Published This article is more than 2 years old.

Elon Musk is invoking the spirit of a dead poet to help him bore.

Musk has been developing machines to dig a network of tunnels he’s promised, in order to connect cities like New York and Washington, D.C. with a hyperloop train. On Oct. 18, the entrepreneur tweeted that another of his Boring Company machines is almost ready, and that it’s called “Line-Storm,” named after an early 20th-century poem by Robert Frost.

“A Line-Storm Song” is one of Frost’s earliest poems, published in his first book of poetry, A Boy’s Will (1913). The lyric poem is told from the point of view of a young man coming of age, appealing to his lover to join him as a rainstorm rages. The storm brings despair to the poem’s woods, stops birds from singing, and flowers and bees from meeting.

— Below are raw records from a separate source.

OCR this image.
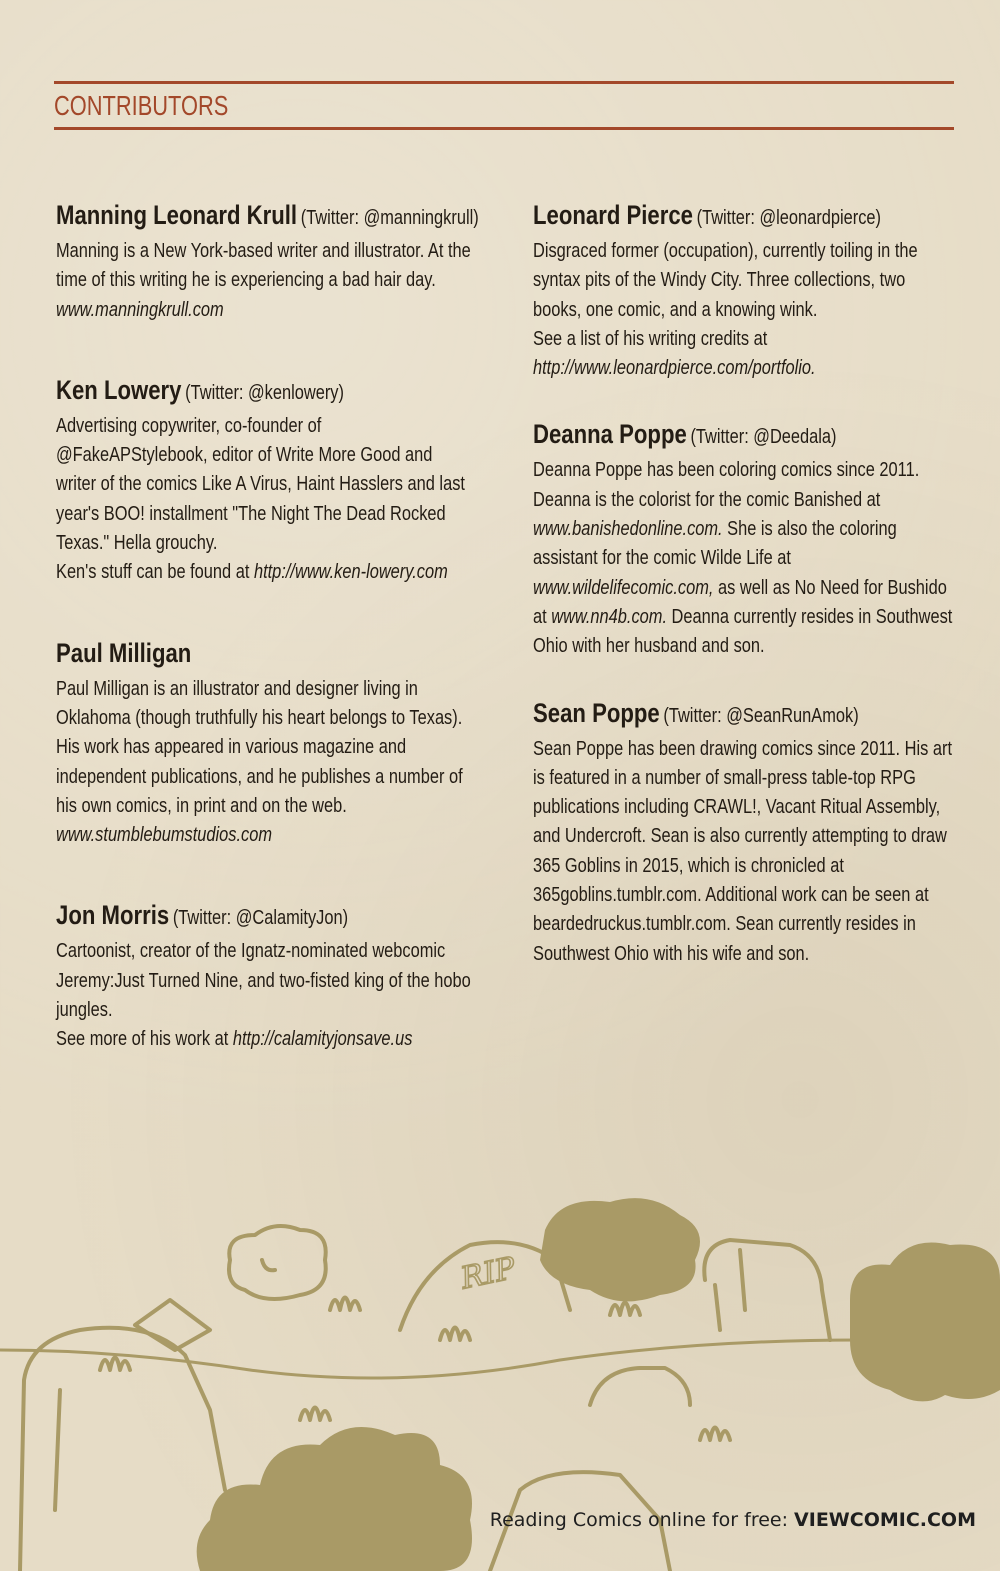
CONTRIBUTORS

Manning Leonard Krull (Twitter: @manningkrull)

Manning is a New York-based writer and illustrator. At the

time of this writing he is experiencing a bad hair day.

www.manningkrull.com

Ken Lowery (Twitter: @kenlowery)

Advertising copywriter, co-founder of

@FakeAPStylebook, editor of Write More Good and

writer of the comics Like A Virus, Haint Hasslers and last

year's BOO! installment "The Night The Dead Rocked

Texas." Hella grouchy.

Ken's stuff can be found at http://www.ken-lowery.com

Paul Milligan

Paul Milligan is an illustrator and designer living in

Oklahoma (though truthfully his heart belongs to Texas).

His work has appeared in various magazine and

independent publications, and he publishes a number of

his own comics, in print and on the web.

www.stumblebumstudios.com

Jon Morris (Twitter: @CalamityJon)

Cartoonist, creator of the Ignatz-nominated webcomic

Jeremy:Just Turned Nine, and two-fisted king of the hobo

jungles.

See more of his work at http://calamityjonsave.us

Leonard Pierce (Twitter: @leonardpierce)

Disgraced former (occupation), currently toiling in the

syntax pits of the Windy City. Three collections, two

books, one comic, and a knowing wink.

See a list of his writing credits at

http://www.leonardpierce.com/portfolio.

Deanna Poppe (Twitter: @Deedala)

Deanna Poppe has been coloring comics since 2011.

Deanna is the colorist for the comic Banished at

www.banishedonline.com. She is also the coloring

assistant for the comic Wilde Life at

www.wildelifecomic.com, as well as No Need for Bushido

at www.nn4b.com. Deanna currently resides in Southwest

Ohio with her husband and son.

Sean Poppe (Twitter: @SeanRunAmok)

Sean Poppe has been drawing comics since 2011. His art

is featured in a number of small-press table-top RPG

publications including CRAWL!, Vacant Ritual Assembly,

and Undercroft. Sean is also currently attempting to draw

365 Goblins in 2015, which is chronicled at

365goblins.tumblr.com. Additional work can be seen at

beardedruckus.tumblr.com. Sean currently resides in

Southwest Ohio with his wife and son.

RIP
Reading Comics online for free: VIEWCOMIC.COM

The Boring Company declined to comment on the connection between the dripping-wet lover and Musk’s digging machine. Does he mean to say that the boring machine is itself a storm coming to wreak havoc on the natural world? Or maybe that he’s the boy in a downpour, holding his hands out for anyone who wants to believe in him?

The name follows Musk’s theme of literary names for his machines. The first, announced in May, is called Godot, from Samuel Beckett’s play, Waiting for Godot, an ironic choice given that the entire piece unfolds without Godot ever showing up.